Jakarta, FORTUNE - Kementerian Energi dan Sumber Daya Mineral (ESDM) memastikan implementasi program mandatori biodiesel B40 mulai 1 Januari 2025 akan membawa dampak signifikan bagi perekonomian nasional.
Program ini diklaim mampu mengurangi impor bahan bakar minyak (BBM), khususnya solar, dengan potensi penghematan devisa mencapai Rp147,5 triliun. Sedangkan untuk B35 dapat menghemat Rp122,98 triliun.

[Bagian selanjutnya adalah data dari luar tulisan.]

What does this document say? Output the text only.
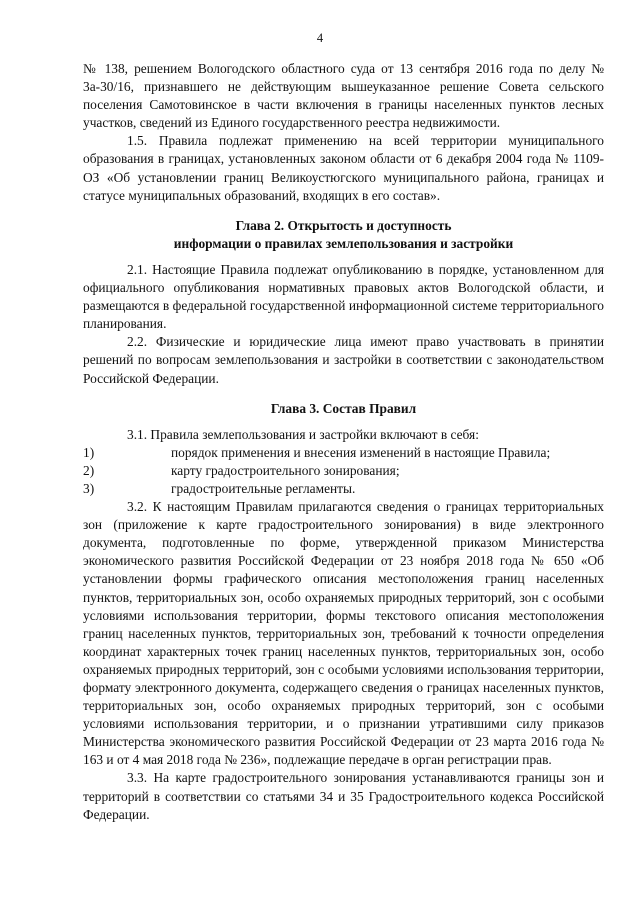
4
№ 138, решением Вологодского областного суда от 13 сентября 2016 года по делу № 3а-30/16, признавшего не действующим вышеуказанное решение Совета сельского поселения Самотовинское в части включения в границы населенных пунктов лесных участков, сведений из Единого государственного реестра недвижимости.
1.5. Правила подлежат применению на всей территории муниципального образования в границах, установленных законом области от 6 декабря 2004 года № 1109-ОЗ «Об установлении границ Великоустюгского муниципального района, границах и статусе муниципальных образований, входящих в его состав».
Глава 2. Открытость и доступность
информации о правилах землепользования и застройки
2.1. Настоящие Правила подлежат опубликованию в порядке, установленном для официального опубликования нормативных правовых актов Вологодской области, и размещаются в федеральной государственной информационной системе территориального планирования.
2.2. Физические и юридические лица имеют право участвовать в принятии решений по вопросам землепользования и застройки в соответствии с законодательством Российской Федерации.
Глава 3. Состав Правил
3.1. Правила землепользования и застройки включают в себя:
1)	порядок применения и внесения изменений в настоящие Правила;
2)	карту градостроительного зонирования;
3)	градостроительные регламенты.
3.2. К настоящим Правилам прилагаются сведения о границах территориальных зон (приложение к карте градостроительного зонирования) в виде электронного документа, подготовленные по форме, утвержденной приказом Министерства экономического развития Российской Федерации от 23 ноября 2018 года № 650 «Об установлении формы графического описания местоположения границ населенных пунктов, территориальных зон, особо охраняемых природных территорий, зон с особыми условиями использования территории, формы текстового описания местоположения границ населенных пунктов, территориальных зон, требований к точности определения координат характерных точек границ населенных пунктов, территориальных зон, особо охраняемых природных территорий, зон с особыми условиями использования территории, формату электронного документа, содержащего сведения о границах населенных пунктов, территориальных зон, особо охраняемых природных территорий, зон с особыми условиями использования территории, и о признании утратившими силу приказов Министерства экономического развития Российской Федерации от 23 марта 2016 года № 163 и от 4 мая 2018 года № 236», подлежащие передаче в орган регистрации прав.
3.3. На карте градостроительного зонирования устанавливаются границы зон и территорий в соответствии со статьями 34 и 35 Градостроительного кодекса Российской Федерации.
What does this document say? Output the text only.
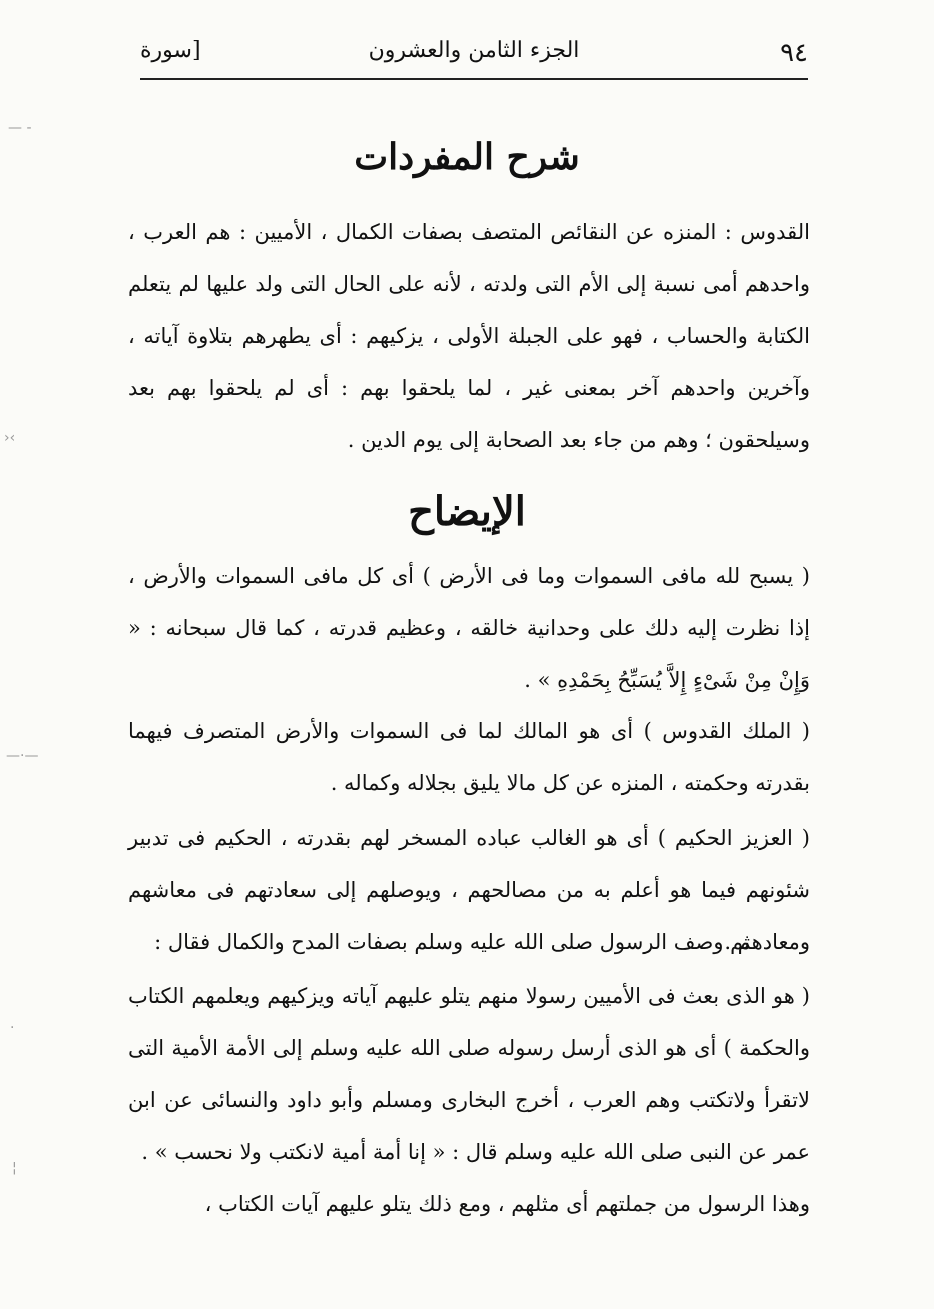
٩٤
الجزء الثامن والعشرون
[سورة
شرح المفردات
القدوس : المنزه عن النقائص المتصف بصفات الكمال ، الأميين : هم العرب ، واحدهم أمى نسبة إلى الأم التى ولدته ، لأنه على الحال التى ولد عليها لم يتعلم الكتابة والحساب ، فهو على الجبلة الأولى ، يزكيهم : أى يطهرهم بتلاوة آياته ، وآخرين واحدهم آخر بمعنى غير ، لما يلحقوا بهم : أى لم يلحقوا بهم بعد وسيلحقون ؛ وهم من جاء بعد الصحابة إلى يوم الدين .
الإيضاح
( يسبح لله مافى السموات وما فى الأرض ) أى كل مافى السموات والأرض ، إذا نظرت إليه دلك على وحدانية خالقه ، وعظيم قدرته ، كما قال سبحانه : « وَإِنْ مِنْ شَىْءٍ إِلاَّ يُسَبِّحُ بِحَمْدِهِ » .
( الملك القدوس ) أى هو المالك لما فى السموات والأرض المتصرف فيهما بقدرته وحكمته ، المنزه عن كل مالا يليق بجلاله وكماله .
( العزيز الحكيم ) أى هو الغالب عباده المسخر لهم بقدرته ، الحكيم فى تدبير شئونهم فيما هو أعلم به من مصالحهم ، ويوصلهم إلى سعادتهم فى معاشهم ومعادهم .
ثم وصف الرسول صلى الله عليه وسلم بصفات المدح والكمال فقال :
( هو الذى بعث فى الأميين رسولا منهم يتلو عليهم آياته ويزكيهم ويعلمهم الكتاب والحكمة ) أى هو الذى أرسل رسوله صلى الله عليه وسلم إلى الأمة الأمية التى لاتقرأ ولاتكتب وهم العرب ، أخرج البخارى ومسلم وأبو داود والنسائى عن ابن عمر عن النبى صلى الله عليه وسلم قال : « إنا أمة أمية لانكتب ولا نحسب » .
وهذا الرسول من جملتهم أى مثلهم ، ومع ذلك يتلو عليهم آيات الكتاب ،
— -
›‹
—·—
·
¦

Dengan demikian terjadi penghematan devisa sekitar Rp25 triliun dengan tidak mengimpor BBM jenis minyak solar.
"Peningkatan biodiesel dari B35 ke B40 resmi berlaku mulai 1 Januari 2025. Ini adalah bagian dari upaya untuk mengurangi ketergantungan pada impor solar sekaligus memperkuat ketahanan energi nasional," kata Menteri ESDM Bahlil Lahadalia dalam keterangan persnya yang dikutip, Senin (6/1).
Selain penghematan devisa, program B40 memiliki berbagai manfaat strategis. Bahlil menjelaskan, transformasi crude palm oil (CPO) menjadi biodiesel dalam program ini dapat meningkatkan nilai tambah ekonomi hingga Rp20,9 triliun.
Program ini juga menciptakan peluang kerja yang luas, baik di sektor on-farm maupun off-farm. "Penyerapan tenaga kerja diperkirakan mencapai 1,95 juta orang di sektor on-farm dan lebih dari 14 ribu orang di sektor off-farm," ujarnya.
Dari sisi lingkungan, implementasi B40 diharapkan mampu mengurangi emisi gas rumah kaca sebesar 41,46 juta ton CO2e per tahun, sejalan dengan target pemerintah mencapai net zero emission pada 2060.
Pemerintah telah menetapkan alokasi biodiesel B40 sebesar 15,6 juta kiloliter (kl) pada 2025. Alokasi ini terdiri dari 7,55 juta kl untuk Public Service Obligation (PSO) dan 8,07 juta kl untuk non-PSO.
Program ini diatur dalam Keputusan Menteri ESDM No. 341.K/EK.01/MEM.E/2024, yang menetapkan pemanfaatan biodiesel berbasis minyak sawit sebesar 40 persen dalam campuran solar. Penyaluran biodiesel akan melibatkan 24 Badan Usaha (BU) bahan bakar nabati, 2 BU BBM yang mendistribusikan B40 untuk PSO dan non-PSO, serta 26 BU BBM yang khusus menyalurkan B40 untuk non-PSO.